I came across The Gnostic Movement (TGM) through an Internet search for astral travel. I was about 19 and had felt the urge to discover what was going on ‘behind the veil’ of life for a few years; this had brought me in contact with various different schools of philosophical thought and spiritually-intentioned practice. I had tried yoga, Buddhist meditation, chanted along with the Hare Krishnas, been in contact with pagan groups and joined ‘spiritual healing’ courses. But nothing had quenched my appetite. When I heard about astral travel I was amazed and immediately set about trying to find people to teach me. It felt like a huge leap into the direction I had decided I needed to base my spiritual search: to have my own metaphysical experiences rather than depending on archaic teachings, religions, or new age schools, which very often seemed too obscure or limited in their scope. From my first contact with TGM I had a sense it was something different and special. The clarity, integrity and scope of the teachings set it apart.

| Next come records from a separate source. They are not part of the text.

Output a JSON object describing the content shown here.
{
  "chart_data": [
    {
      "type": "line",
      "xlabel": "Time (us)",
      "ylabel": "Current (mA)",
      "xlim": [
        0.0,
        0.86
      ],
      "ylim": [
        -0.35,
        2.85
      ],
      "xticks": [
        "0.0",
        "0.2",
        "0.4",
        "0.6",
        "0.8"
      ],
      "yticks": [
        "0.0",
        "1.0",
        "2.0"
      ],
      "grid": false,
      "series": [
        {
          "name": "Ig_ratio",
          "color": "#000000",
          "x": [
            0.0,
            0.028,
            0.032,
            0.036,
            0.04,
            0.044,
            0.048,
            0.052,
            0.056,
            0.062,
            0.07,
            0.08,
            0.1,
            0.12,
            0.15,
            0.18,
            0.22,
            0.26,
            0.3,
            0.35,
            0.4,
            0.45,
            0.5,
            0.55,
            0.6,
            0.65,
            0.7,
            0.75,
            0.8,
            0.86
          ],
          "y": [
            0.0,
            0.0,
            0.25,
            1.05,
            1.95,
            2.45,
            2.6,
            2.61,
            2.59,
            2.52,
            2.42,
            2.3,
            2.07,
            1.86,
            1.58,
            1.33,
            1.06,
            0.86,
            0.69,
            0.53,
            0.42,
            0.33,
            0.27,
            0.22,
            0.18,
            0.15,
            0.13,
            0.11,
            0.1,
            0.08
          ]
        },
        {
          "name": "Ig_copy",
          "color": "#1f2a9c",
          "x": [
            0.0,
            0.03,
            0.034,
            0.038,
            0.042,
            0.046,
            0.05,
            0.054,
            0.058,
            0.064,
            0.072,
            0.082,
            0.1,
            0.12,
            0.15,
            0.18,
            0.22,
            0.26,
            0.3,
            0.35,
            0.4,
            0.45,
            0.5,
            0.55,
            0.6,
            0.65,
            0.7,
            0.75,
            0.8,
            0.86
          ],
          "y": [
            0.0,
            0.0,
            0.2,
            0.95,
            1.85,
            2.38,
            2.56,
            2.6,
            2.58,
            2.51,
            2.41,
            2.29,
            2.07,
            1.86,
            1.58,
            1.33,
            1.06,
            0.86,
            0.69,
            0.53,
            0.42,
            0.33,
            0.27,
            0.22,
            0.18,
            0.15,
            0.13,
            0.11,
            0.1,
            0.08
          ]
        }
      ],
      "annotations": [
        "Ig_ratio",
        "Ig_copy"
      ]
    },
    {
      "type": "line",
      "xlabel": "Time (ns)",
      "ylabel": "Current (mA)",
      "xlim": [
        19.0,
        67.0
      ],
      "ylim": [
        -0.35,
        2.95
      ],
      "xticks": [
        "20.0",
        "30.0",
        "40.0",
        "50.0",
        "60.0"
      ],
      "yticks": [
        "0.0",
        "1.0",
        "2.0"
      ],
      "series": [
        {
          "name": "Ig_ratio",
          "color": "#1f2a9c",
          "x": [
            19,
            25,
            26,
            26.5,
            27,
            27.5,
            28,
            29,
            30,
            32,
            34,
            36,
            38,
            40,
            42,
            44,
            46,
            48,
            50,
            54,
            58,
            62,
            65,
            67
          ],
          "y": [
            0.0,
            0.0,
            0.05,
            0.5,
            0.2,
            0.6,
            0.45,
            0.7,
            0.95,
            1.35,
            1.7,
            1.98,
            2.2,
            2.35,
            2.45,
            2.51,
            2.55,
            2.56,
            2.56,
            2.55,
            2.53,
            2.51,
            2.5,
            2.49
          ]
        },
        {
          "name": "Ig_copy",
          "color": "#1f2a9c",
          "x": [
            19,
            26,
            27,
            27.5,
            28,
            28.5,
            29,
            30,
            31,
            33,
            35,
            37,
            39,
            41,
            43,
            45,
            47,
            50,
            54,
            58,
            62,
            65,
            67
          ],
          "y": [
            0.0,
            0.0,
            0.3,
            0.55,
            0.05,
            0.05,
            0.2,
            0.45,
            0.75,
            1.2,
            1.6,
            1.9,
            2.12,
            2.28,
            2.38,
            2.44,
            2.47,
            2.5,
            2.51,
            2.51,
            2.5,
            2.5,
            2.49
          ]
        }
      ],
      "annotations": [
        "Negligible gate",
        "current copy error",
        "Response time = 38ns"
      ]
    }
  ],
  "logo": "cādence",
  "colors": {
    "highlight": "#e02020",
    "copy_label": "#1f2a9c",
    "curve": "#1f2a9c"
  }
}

It took me a long time to struggle free from the destructive forces that were at play in my early twenties to fully participate in the Gnostic school. I signed up to the courses online but it took me a few tries to complete them, getting ‘lost’ half way, but always feeling my conscience nagging me to go back and to go further. It was the very techniques I was learning in TGM that helped me overcome these destructive forces. Eventually I moved to be close to the first in-person study group that had opened in the UK. I started to attend weekly classes in a library. I was full of anticipation meeting other Gnostic students and teachers for the first time. The teachers left a good impression on me, but in general the group was in the first stages of setting up. I heard stories about the centres in Australia and how lively and full of activity they were – I felt like I had to go there to take the next step in my inner work.
By the time I had got to Australia I had completed the Gnostic Wisdom course, which really explained the crux of the Gnostic work and what it entails from a person to make happen. It became clearer to me that this school had something unique. The teachings felt alive, powerful and yet gentle (as in they were never forced upon me and I never felt I needed to believe or obey anything). That the Movement didn’t charge for any of its teachings inherently felt right to me – I had been quite sickened by the way spirituality is often merged with commerce. The emphasis on personal esoteric experience and internal understanding over blind dogma and devotion also rung a chord with me.
In the centres and retreats I attended in Australia I met a whole community of people I felt a huge affinity with and who were tangible examples of the way the inner Gnostic work can shape people into better human beings. The goodwill between everyone was apparent. The energies and atmospheres created from group meditations and the combined effect of many individuals striving for spiritual change were something new for me – I had never felt this in a group of people before, and had always longed for this interaction based on higher things. The practices I was taught helped me get in contact with new spiritual feelings and realities. I felt like what was asked of me to progress in the organisation was exactly what I genuinely wanted to cultivate within myself – honesty, love, generosity, compassion and a strong will to put towards helping humanity. All this combined to help me know for certain I had found a group I wholeheartedly trusted with my spiritual education and to shape my life. I am still incredibly grateful I found it and can’t imagine the sense of lack I would feel without it.
When I returned to the UK I joined the (now much more active) centre in London and when that closed down to relocate to Edinburgh, I relocated with it. During this time I started to learn more about the inner workings of the Movement and had reached the point of wanting to train to become a teacher. I started to become more involved with the running of the Edinburgh centre, helping to organise activities, willingly donating funds and giving more of my time to help spread the teachings. All of this came from my own impetus. My understanding of Mark Pritchard/Belzebuub as a spiritual teacher also developed quietly, gradually and naturally. As I read more of his work, heard him speak and listened to other people’s accounts of him and mostly, grew in appreciation for what the Gnostic Movement was, I naturally became more and more inquisitive about the head of the organisation. His guidance was always a massive source of inspiration and strength for myself and everyone who understood the worth of his teachings. The more I looked and inquired, the more I realised that the Gnostic Movement was a vehicle for a very divine teaching, and teacher.
It was just as I was beginning to imagine that I could reach the level needed to become a trainee and teacher that the Movement closed. I understand better now why that happened. I am regretful I didn’t make more out of the time it was around.
My experience with The Gnostic Movement was nothing short of life changing and immensely positive. It was a unique time in my life, which provided me with a very nourishing and nurturing environment to explore spirituality. Though it has gone, the teachings of Belzebuub continue to flourish and continue to guide and inspire – this was always the core of the Gnostic Movement.